When your toddler is sniffling, sneezing, and coughing, it can be miserable for both them and you. So that everyone can feel better and get back to sleep, parents want to quickly identify the culprit: Is it allergies or a cold? In the absence of a fever or news of a cold going around daycare, it can be difficult to diagnose on your own. Colds are definitely more common, especially if your child is in daycare. A cold will run its course in a couple of weeks, whereas allergies can persist and require ongoing treatment.
But you don’t have to wait two weeks to determine what’s happening with your toddler. Here are some ways to tell if they’re suffering from either allergies or a cold.
According to Steven Goudy, M.D., pediatric ENT and founder of Dr. Noze Best, “The purpose of this mucus is to keep the linings of your nose and sinuses moist, trap dust and other particles you inhale, and fight infections.”
When a cold virus first strikes, our nose makes lots of clear mucus. This helps wash the virus from the nose and sinuses. As the cold continues, however, the mucus becomes progressively thicker and takes on a yellow or green hue. This change in color is likely due to an increase in white blood cells, which could be fighting a viral or a bacterial infection. Nasal drainage, sneezing, and coughing are good indicators of a cold as well.
Mucus resulting from allergies, on the other hand, is more likely to be thinner with a clear, watery appearance. (However, mucus can still be clear with a cold.)
Both allergies and viral infections can cause skin irritations. Of course, any rash accompanied by fever, swelling, or pus is also cause for concern and immediate medical attention.
If you notice a patch of scaly or leathery skin that’s irritated and itchy, then it’s a good idea to assess for allergies. If your child has a rash that lasts more than a few days or doesn’t get better with topical ointments, contact your pediatrician immediately. Skin changes that include hives require immediate doctor evaluation.

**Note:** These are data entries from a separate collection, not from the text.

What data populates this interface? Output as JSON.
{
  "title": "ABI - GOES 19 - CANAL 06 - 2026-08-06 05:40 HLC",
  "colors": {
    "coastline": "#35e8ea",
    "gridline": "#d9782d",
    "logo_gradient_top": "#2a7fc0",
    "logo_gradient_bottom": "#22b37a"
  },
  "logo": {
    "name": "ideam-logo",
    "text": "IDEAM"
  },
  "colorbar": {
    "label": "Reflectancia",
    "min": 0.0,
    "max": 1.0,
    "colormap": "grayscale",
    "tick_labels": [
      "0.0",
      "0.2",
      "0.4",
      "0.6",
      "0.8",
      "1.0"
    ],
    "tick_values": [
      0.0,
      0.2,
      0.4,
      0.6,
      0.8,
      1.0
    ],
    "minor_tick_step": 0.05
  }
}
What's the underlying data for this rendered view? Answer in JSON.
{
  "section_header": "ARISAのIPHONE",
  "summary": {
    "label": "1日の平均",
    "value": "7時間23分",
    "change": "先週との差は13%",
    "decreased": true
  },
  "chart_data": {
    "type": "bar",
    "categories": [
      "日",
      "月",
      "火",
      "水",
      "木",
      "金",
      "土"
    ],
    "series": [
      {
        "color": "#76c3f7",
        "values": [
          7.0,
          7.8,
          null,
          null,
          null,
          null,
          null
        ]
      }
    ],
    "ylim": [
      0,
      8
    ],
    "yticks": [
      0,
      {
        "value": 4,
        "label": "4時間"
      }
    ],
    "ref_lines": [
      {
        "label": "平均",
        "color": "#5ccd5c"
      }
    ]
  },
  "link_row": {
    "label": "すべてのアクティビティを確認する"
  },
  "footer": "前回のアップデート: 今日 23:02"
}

Viral skin irritations usually only last a few days to a couple of weeks, and they aren’t usually as itchy or painful as those caused by allergies.
Baby’s eyes can be irritated with a cold, but red, itchy, watery eyes are common symptoms of allergies. Dark circles under the eyes, known as “allergic shiners,” can be a tell-tale sign of an allergic response.
“Babies are obligate nose breathers,” says Dr. Goudy. “They breathe through their nose, almost exclusively, for the first year of life. Nasal congestion impacts breathing and impairs the suck-swallow-breathe rhythm and can make sleeping less comfortable.”
Colds affect not only breathing, but eating and sleeping as well. If your child’s appetite suffers, it’s most likely a viral infection.
However, allergies can also affect breathing. While babies with allergies might have a cough, if it includes wheezing, then there’s the possibility of reactive airway disease otherwise known as asthma, which may or may not be related to allergies. Babies and small children cannot be tested for asthma until they are older and able to comply with breathing tests; until then, the diagnosis of suspected asthma is normally made.
Seasonality and the Environment Considerations
Seasonality is also something to take into account; if the onset of the symptoms coincides with a change in seasons or seems to happen around the same time each year, it’s a good idea to consult your child’s doctor about environmental allergies from indoor or outdoor allergens (things your child is allergic to).
“While environmental allergies typically don’t present until babies are 18 months or older, food allergies can start to appear much earlier,” says Dr. Goudy. Ask yourself the following questions: Is there a history of allergies in the family? Does your baby have to change formula or foods a lot? Answering “yes” to either of these questions can indicate allergies are at play.
More Allergy Symptoms
Allergies have other symptoms in babies and children, such as:
- The inside of child’s nose is swollen
- The back of your child’s throat has a bumpy pattern (“cobblestoning”)
- There is a visible crease on nasal tip (“allergic salute”)
For immediate relief, over-the-counter medications are available to families, but they should only be administered after discussion with your doctor.
If symptoms persist, your doctor might want to test for allergies, especially if there is the possibility of food sensitivities. The evaluation can include a radioallergosorbent (RAST) blood test, which detects specific antibodies to determine what allergens are causing the reaction. Your allergist will determine the course of treatment based on blood and skin test findings. Treatment can include allergy shots, reduction in exposure to potential allergens, adjusting the humidity of the sleeping environment, and the use of nasal saline.
When in Doubt, Call Your Pediatrician
There’s always someone on call to help you manage your baby’s care at home. Lean on their expertise so that everyone can be feeling better, faster.